Digital Rights & 09f9

09 F9 11 02 9D 74 E3 5B D8 41 56 C5 63 56 88 C0


Michael Ayers, the chairman of the AACS LA has drawn the following analogy on the attack on
the aacs implementation of drm through the publishing of the aacs processing key:

"If the local neighborhood gang is throwing rocks at your house, some people might tell you not to call the police because they will just throw bigger rocks,"

He concludes that you must call the police to protect yourself. However i think that it is important here to extend the analogy that he uses, when we do we can see that the civil disobedience surrounding the publishing of this number and aacs la's issuing of cease and desist communiques are only part of a bigger picture.

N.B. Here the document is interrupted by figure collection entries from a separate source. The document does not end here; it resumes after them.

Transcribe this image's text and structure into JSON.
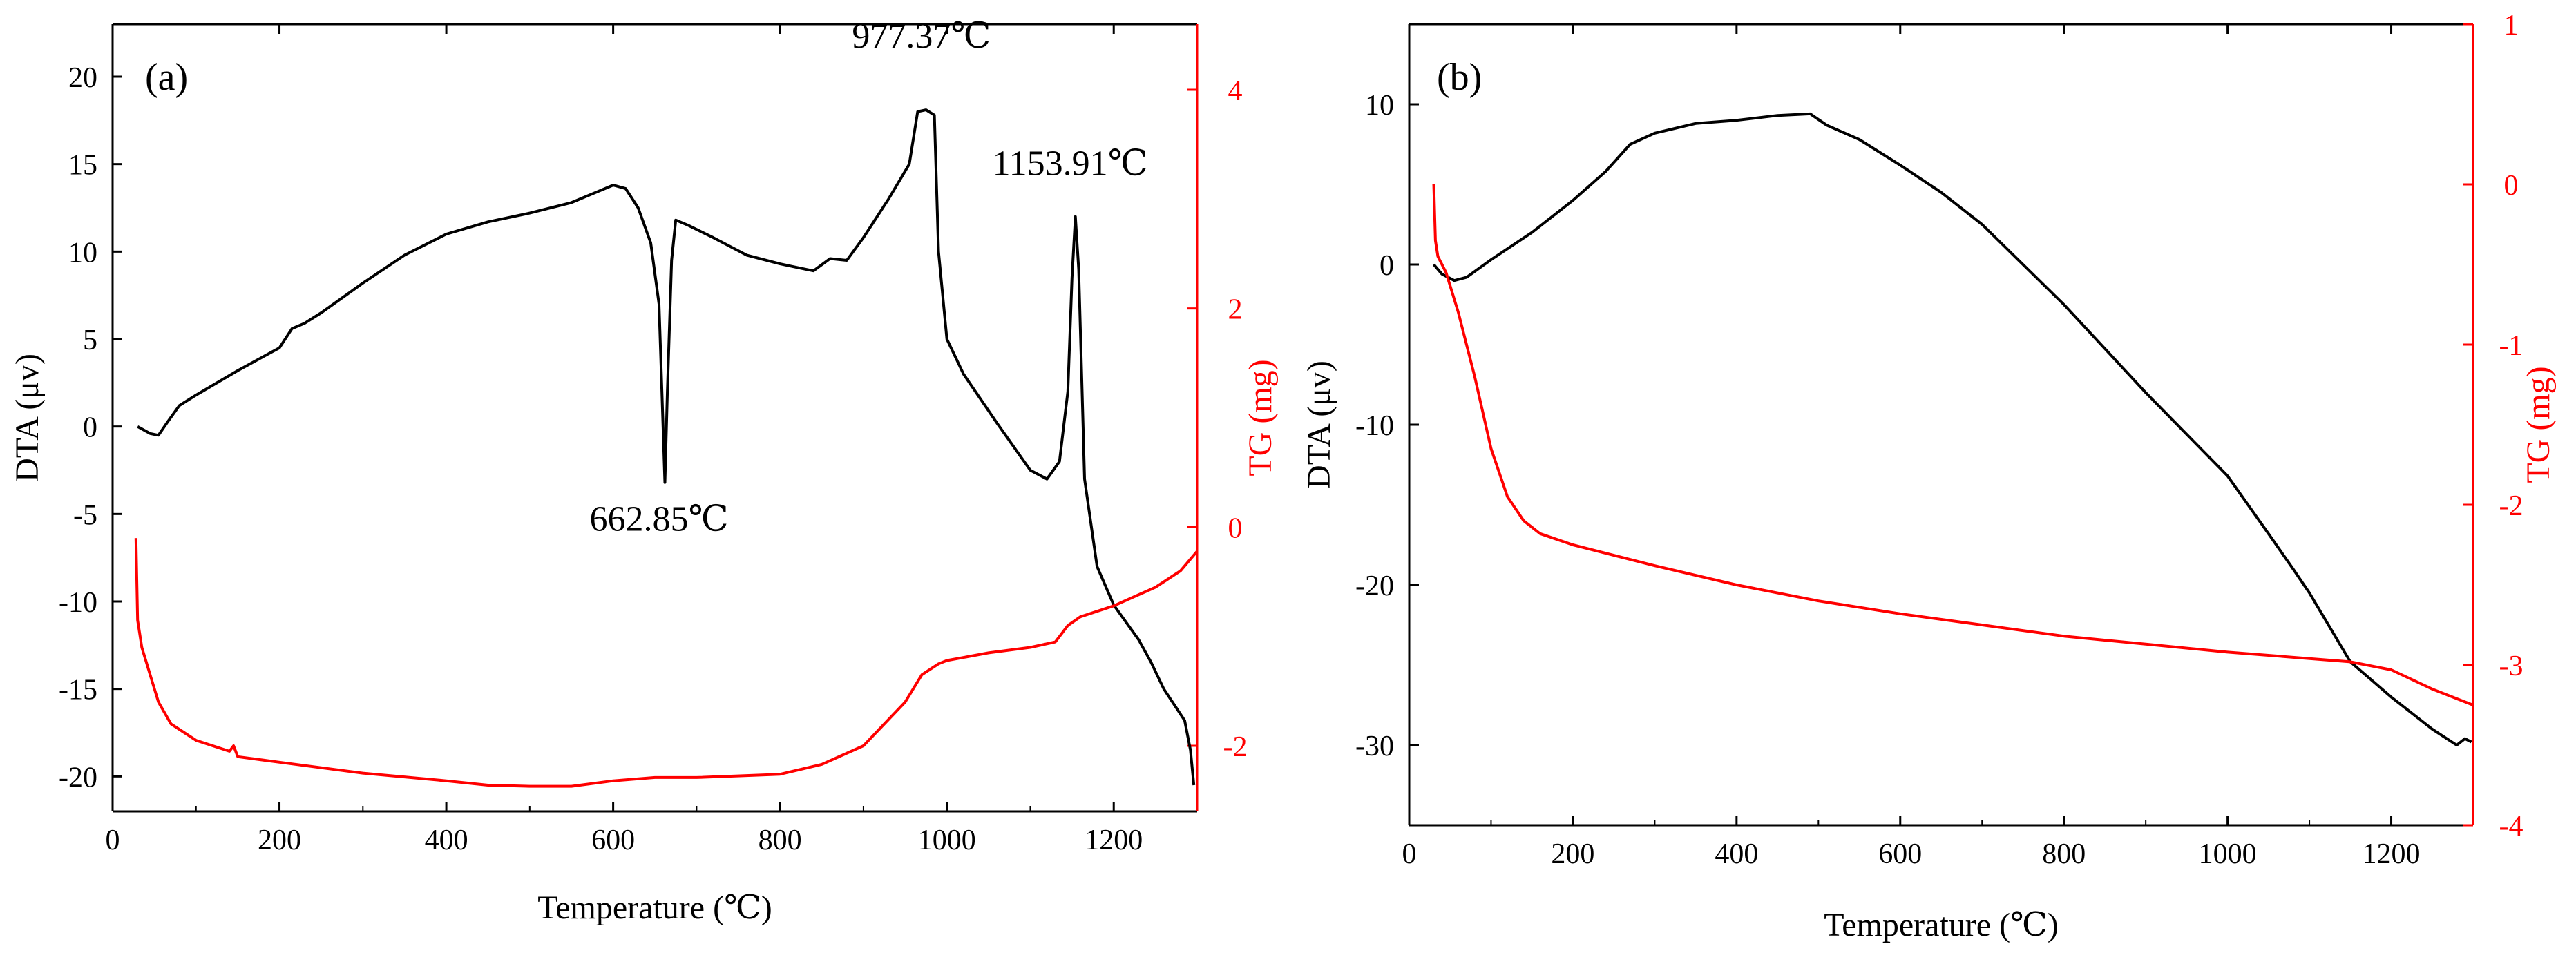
{
  "colors": {
    "dta": "#000000",
    "tg": "#ff0000"
  },
  "chart_data": [
    {
      "panel": "(a)",
      "type": "line",
      "xlabel": "Temperature (℃)",
      "ylabel_left": "DTA (μv)",
      "ylabel_right": "TG (mg)",
      "xlim": [
        0,
        1300
      ],
      "ylim_left": [
        -22,
        23
      ],
      "ylim_right": [
        -2.6,
        4.6
      ],
      "xticks": [
        0,
        200,
        400,
        600,
        800,
        1000,
        1200
      ],
      "yticks_left": [
        -20,
        -15,
        -10,
        -5,
        0,
        5,
        10,
        15,
        20
      ],
      "yticks_right": [
        -2,
        0,
        2,
        4
      ],
      "series": [
        {
          "name": "DTA",
          "axis": "left",
          "color": "#000000",
          "x": [
            30,
            45,
            55,
            65,
            80,
            100,
            150,
            200,
            215,
            230,
            250,
            300,
            350,
            400,
            450,
            500,
            550,
            580,
            600,
            615,
            630,
            645,
            655,
            662,
            665,
            670,
            675,
            690,
            720,
            760,
            800,
            830,
            840,
            860,
            880,
            900,
            930,
            955,
            965,
            975,
            985,
            990,
            1000,
            1020,
            1060,
            1100,
            1120,
            1135,
            1145,
            1150,
            1154,
            1158,
            1165,
            1180,
            1200,
            1230,
            1245,
            1260,
            1285,
            1292,
            1296
          ],
          "values": [
            0,
            -0.4,
            -0.5,
            0.2,
            1.2,
            1.8,
            3.2,
            4.5,
            5.6,
            5.9,
            6.5,
            8.2,
            9.8,
            11.0,
            11.7,
            12.2,
            12.8,
            13.4,
            13.8,
            13.6,
            12.5,
            10.5,
            7.0,
            -3.2,
            2.0,
            9.5,
            11.8,
            11.5,
            10.8,
            9.8,
            9.3,
            9.0,
            8.9,
            9.6,
            9.5,
            10.8,
            13.0,
            15.0,
            18.0,
            18.1,
            17.8,
            10.0,
            5.0,
            3.0,
            0.2,
            -2.5,
            -3.0,
            -2.0,
            2.0,
            8.5,
            12.0,
            9.0,
            -3.0,
            -8.0,
            -10.2,
            -12.2,
            -13.5,
            -15.0,
            -16.8,
            -18.5,
            -20.5
          ]
        },
        {
          "name": "TG",
          "axis": "right",
          "color": "#ff0000",
          "x": [
            28,
            30,
            35,
            45,
            55,
            70,
            100,
            140,
            145,
            150,
            200,
            300,
            400,
            450,
            500,
            550,
            600,
            650,
            700,
            800,
            850,
            900,
            950,
            970,
            990,
            1000,
            1050,
            1100,
            1130,
            1145,
            1160,
            1200,
            1250,
            1280,
            1300
          ],
          "values": [
            -0.1,
            -0.85,
            -1.1,
            -1.35,
            -1.6,
            -1.8,
            -1.95,
            -2.05,
            -2.0,
            -2.1,
            -2.15,
            -2.25,
            -2.32,
            -2.36,
            -2.37,
            -2.37,
            -2.32,
            -2.29,
            -2.29,
            -2.26,
            -2.17,
            -2.0,
            -1.6,
            -1.35,
            -1.25,
            -1.22,
            -1.15,
            -1.1,
            -1.05,
            -0.9,
            -0.82,
            -0.72,
            -0.55,
            -0.4,
            -0.22
          ]
        }
      ],
      "annotations": [
        {
          "text": "662.85℃",
          "x": 662.85,
          "y": -3.2
        },
        {
          "text": "977.37℃",
          "x": 977.37,
          "y": 18.1
        },
        {
          "text": "1153.91℃",
          "x": 1153.91,
          "y": 12.0
        }
      ]
    },
    {
      "panel": "(b)",
      "type": "line",
      "xlabel": "Temperature (℃)",
      "ylabel_left": "DTA (μv)",
      "ylabel_right": "TG (mg)",
      "xlim": [
        0,
        1300
      ],
      "ylim_left": [
        -35,
        15
      ],
      "ylim_right": [
        -4,
        1
      ],
      "xticks": [
        0,
        200,
        400,
        600,
        800,
        1000,
        1200
      ],
      "yticks_left": [
        -30,
        -20,
        -10,
        0,
        10
      ],
      "yticks_right": [
        -4,
        -3,
        -2,
        -1,
        0,
        1
      ],
      "series": [
        {
          "name": "DTA",
          "axis": "left",
          "color": "#000000",
          "x": [
            30,
            40,
            55,
            70,
            100,
            150,
            200,
            240,
            270,
            300,
            350,
            400,
            450,
            490,
            510,
            550,
            600,
            650,
            700,
            800,
            900,
            1000,
            1050,
            1080,
            1100,
            1150,
            1200,
            1250,
            1280,
            1290,
            1298
          ],
          "values": [
            0,
            -0.6,
            -1.0,
            -0.8,
            0.3,
            2.0,
            4.0,
            5.8,
            7.5,
            8.2,
            8.8,
            9.0,
            9.3,
            9.4,
            8.7,
            7.8,
            6.2,
            4.5,
            2.5,
            -2.5,
            -8.0,
            -13.2,
            -16.8,
            -19.0,
            -20.5,
            -24.8,
            -27.0,
            -29.0,
            -30.0,
            -29.6,
            -29.8
          ]
        },
        {
          "name": "TG",
          "axis": "right",
          "color": "#ff0000",
          "x": [
            30,
            32,
            35,
            45,
            60,
            80,
            100,
            120,
            140,
            160,
            200,
            300,
            400,
            500,
            600,
            700,
            800,
            900,
            1000,
            1100,
            1150,
            1200,
            1250,
            1300
          ],
          "values": [
            0.0,
            -0.35,
            -0.45,
            -0.55,
            -0.8,
            -1.2,
            -1.65,
            -1.95,
            -2.1,
            -2.18,
            -2.25,
            -2.38,
            -2.5,
            -2.6,
            -2.68,
            -2.75,
            -2.82,
            -2.87,
            -2.92,
            -2.96,
            -2.98,
            -3.03,
            -3.15,
            -3.25
          ]
        }
      ],
      "annotations": []
    }
  ]
}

The analogy should be extended as follows, that although the house may belong to aacs la the they have built it on land that does not belong to them, it's land that belongs to the consumers (i.e. fair use: backups, format changes (e.g. tx to a hard drive),compatibility with software (Linux) and other hardware) one can argue that the occupation of the land is immoral and probably illegal considering fair use rights. The DMCA is protecting an illegal /immoral occupation. The people "throwing rocks" are the oppressed who have been turned into refugees of their own media.

The publication of the processing key achieves two things for the oppressed:

1. It is a protest to the occupation in the form of civil disobedience.

2. It allows one to regain ones fair use rights (by removing the restrictions on the media).

To quote and by no means to diminish a greater more profound struggle, the day consumers overthrow DRM is the day on which we can proclaim:

"Free at last! Free at last! Thank God Almighty, we are free at last!"